The working group met for the second time — this time to discuss technology decisions and the principles by which the platform should operate. At the first meeting in July we settled "what we're building and why"; now — "exactly how".
Technology decisions for civic platforms are not a neutral choice. Each one has consequences for privacy, openness, resilience to pressure, and the cost of upkeep. We spent a whole day analyzing exactly these consequences, not comparing features.
Choosing a stack for a civic platform is a political decision disguised as a technical one. We decided to discuss it accordingly.
The main debate wasn't about specific frameworks but about how open the architecture should be. Some members insisted on open source from the start, others on closed development until the MVP with a later opening.
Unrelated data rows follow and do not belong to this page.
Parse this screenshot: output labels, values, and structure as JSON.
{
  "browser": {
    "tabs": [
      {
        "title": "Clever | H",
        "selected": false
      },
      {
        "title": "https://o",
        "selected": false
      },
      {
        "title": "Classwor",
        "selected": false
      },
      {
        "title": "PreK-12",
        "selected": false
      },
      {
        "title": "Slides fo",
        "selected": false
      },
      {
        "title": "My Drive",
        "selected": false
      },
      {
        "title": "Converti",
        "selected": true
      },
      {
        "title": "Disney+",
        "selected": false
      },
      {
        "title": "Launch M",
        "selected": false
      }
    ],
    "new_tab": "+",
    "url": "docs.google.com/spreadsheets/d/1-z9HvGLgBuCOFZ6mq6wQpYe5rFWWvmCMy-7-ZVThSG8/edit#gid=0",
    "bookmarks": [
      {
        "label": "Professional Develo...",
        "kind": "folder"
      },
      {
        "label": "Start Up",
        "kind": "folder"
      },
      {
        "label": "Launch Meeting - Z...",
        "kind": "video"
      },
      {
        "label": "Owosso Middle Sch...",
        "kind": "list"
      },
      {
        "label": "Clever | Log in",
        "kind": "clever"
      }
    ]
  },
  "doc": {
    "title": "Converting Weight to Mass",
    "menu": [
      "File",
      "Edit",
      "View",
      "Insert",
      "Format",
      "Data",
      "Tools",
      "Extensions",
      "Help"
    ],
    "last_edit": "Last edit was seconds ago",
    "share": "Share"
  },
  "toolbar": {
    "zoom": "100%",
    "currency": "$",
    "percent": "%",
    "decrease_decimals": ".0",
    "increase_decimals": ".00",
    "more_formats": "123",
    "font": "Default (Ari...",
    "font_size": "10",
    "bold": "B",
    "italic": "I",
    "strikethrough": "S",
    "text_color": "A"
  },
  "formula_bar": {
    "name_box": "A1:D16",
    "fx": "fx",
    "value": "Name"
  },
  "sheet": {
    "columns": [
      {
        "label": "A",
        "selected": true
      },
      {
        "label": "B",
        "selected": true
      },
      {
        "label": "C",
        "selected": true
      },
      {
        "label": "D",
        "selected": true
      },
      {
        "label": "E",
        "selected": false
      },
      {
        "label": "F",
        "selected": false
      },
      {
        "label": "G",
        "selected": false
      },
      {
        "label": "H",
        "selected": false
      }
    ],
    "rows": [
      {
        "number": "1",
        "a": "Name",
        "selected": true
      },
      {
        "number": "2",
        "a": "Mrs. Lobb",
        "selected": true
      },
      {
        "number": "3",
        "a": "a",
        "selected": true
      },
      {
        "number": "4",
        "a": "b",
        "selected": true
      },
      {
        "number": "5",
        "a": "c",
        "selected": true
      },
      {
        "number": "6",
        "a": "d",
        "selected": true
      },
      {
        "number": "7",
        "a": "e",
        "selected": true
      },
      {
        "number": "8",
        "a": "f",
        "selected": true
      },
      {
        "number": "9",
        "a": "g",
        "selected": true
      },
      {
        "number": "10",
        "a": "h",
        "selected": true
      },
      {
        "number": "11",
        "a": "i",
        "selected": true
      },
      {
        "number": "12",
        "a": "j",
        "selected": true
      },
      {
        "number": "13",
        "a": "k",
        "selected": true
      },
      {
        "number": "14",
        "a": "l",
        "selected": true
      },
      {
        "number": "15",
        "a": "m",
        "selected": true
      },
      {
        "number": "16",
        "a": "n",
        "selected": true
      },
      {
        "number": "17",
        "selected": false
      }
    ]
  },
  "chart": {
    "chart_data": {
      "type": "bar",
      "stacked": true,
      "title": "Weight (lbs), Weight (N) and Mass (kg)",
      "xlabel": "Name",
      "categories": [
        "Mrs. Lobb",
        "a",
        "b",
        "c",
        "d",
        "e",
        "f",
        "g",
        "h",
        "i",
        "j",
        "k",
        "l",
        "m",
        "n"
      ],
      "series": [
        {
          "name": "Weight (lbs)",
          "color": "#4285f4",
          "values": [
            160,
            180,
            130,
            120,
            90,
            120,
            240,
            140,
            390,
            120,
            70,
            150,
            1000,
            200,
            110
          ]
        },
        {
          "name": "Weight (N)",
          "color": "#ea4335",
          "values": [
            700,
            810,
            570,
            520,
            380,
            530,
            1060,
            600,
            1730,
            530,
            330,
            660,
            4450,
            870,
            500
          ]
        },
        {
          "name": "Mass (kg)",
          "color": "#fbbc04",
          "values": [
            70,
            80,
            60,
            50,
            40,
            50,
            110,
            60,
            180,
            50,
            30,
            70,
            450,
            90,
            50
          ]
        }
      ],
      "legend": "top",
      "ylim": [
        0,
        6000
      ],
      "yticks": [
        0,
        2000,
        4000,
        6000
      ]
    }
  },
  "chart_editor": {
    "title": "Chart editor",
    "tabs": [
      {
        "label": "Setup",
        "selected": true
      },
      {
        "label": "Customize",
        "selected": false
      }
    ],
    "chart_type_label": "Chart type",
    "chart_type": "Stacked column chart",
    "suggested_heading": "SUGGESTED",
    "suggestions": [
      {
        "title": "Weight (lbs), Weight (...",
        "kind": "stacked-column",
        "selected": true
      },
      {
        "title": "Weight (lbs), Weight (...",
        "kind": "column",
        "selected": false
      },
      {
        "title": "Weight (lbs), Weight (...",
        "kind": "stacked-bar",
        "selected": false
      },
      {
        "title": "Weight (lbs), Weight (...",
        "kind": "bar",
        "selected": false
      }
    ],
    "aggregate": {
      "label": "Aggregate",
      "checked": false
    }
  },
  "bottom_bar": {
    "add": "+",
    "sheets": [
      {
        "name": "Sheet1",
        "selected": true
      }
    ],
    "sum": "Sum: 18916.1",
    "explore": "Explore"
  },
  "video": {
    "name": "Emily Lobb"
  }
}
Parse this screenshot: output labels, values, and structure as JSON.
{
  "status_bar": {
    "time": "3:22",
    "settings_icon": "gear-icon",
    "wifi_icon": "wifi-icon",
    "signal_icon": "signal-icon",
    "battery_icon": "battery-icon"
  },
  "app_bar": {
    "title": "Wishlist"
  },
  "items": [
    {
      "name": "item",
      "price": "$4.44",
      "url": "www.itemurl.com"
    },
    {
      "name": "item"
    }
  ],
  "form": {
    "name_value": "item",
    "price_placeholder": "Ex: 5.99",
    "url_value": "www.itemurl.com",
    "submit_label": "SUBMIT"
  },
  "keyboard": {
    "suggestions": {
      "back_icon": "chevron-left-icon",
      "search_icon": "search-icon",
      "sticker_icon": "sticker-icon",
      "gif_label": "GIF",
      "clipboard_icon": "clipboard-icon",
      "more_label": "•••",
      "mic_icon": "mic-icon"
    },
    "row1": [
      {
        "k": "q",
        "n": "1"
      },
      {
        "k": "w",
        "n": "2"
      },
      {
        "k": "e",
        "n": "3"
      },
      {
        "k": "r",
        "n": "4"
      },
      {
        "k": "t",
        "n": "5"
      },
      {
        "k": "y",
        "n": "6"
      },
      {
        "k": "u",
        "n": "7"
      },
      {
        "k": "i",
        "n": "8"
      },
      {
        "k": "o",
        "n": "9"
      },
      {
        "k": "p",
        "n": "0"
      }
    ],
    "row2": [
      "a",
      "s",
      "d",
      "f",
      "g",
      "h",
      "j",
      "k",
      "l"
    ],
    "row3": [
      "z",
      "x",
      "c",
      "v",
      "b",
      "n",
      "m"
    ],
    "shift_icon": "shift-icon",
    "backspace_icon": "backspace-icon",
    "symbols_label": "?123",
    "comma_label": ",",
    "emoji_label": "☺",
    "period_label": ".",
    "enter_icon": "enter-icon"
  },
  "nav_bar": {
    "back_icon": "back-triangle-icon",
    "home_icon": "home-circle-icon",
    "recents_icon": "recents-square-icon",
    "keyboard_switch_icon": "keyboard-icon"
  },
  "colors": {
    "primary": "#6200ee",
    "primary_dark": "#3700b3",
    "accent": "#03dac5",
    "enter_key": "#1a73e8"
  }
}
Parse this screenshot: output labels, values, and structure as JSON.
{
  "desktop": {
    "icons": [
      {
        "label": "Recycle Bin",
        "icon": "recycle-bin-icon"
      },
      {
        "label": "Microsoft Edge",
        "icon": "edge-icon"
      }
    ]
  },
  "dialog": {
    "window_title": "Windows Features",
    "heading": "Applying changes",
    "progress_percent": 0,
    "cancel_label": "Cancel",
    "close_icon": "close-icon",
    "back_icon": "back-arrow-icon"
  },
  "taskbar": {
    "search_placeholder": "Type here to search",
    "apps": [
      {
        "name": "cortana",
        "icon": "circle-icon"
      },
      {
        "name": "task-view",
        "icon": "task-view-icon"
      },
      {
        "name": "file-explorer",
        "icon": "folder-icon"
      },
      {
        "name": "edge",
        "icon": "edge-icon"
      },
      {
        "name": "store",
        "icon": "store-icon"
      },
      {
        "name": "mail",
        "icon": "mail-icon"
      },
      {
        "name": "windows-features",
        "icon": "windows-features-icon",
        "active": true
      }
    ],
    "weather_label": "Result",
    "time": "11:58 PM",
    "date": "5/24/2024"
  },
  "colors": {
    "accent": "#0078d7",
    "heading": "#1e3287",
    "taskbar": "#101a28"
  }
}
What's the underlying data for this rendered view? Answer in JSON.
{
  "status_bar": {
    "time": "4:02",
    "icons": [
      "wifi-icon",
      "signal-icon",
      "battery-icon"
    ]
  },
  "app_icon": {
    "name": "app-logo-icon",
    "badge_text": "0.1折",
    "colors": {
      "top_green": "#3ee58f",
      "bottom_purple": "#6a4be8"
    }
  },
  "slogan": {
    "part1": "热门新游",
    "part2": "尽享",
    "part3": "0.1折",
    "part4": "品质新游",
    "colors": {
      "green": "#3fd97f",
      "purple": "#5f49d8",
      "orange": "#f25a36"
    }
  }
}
In the end we settled on a compromise: documentation and principles are open, the code stays closed until the API stabilizes.
What we locked in from the meeting
For each point there's a separate document with the rationale and the alternatives we considered. The documents are available to working group members.
- Technology stack: Next.js + Payload CMS + PostgreSQL.
- The principle of platform independence: no hard lock-in to a specific cloud.
- The principle of verifiable history: all changes to an issue are recorded in an immutable log.
- The principle of minimal personal data: we collect only what the platform can't work without.
- The principle of a public changelog: every rule change comes with a rationale and a signature.
The next meeting is a working session on preparing the closed demo. The goal is to have an interactive prototype by January.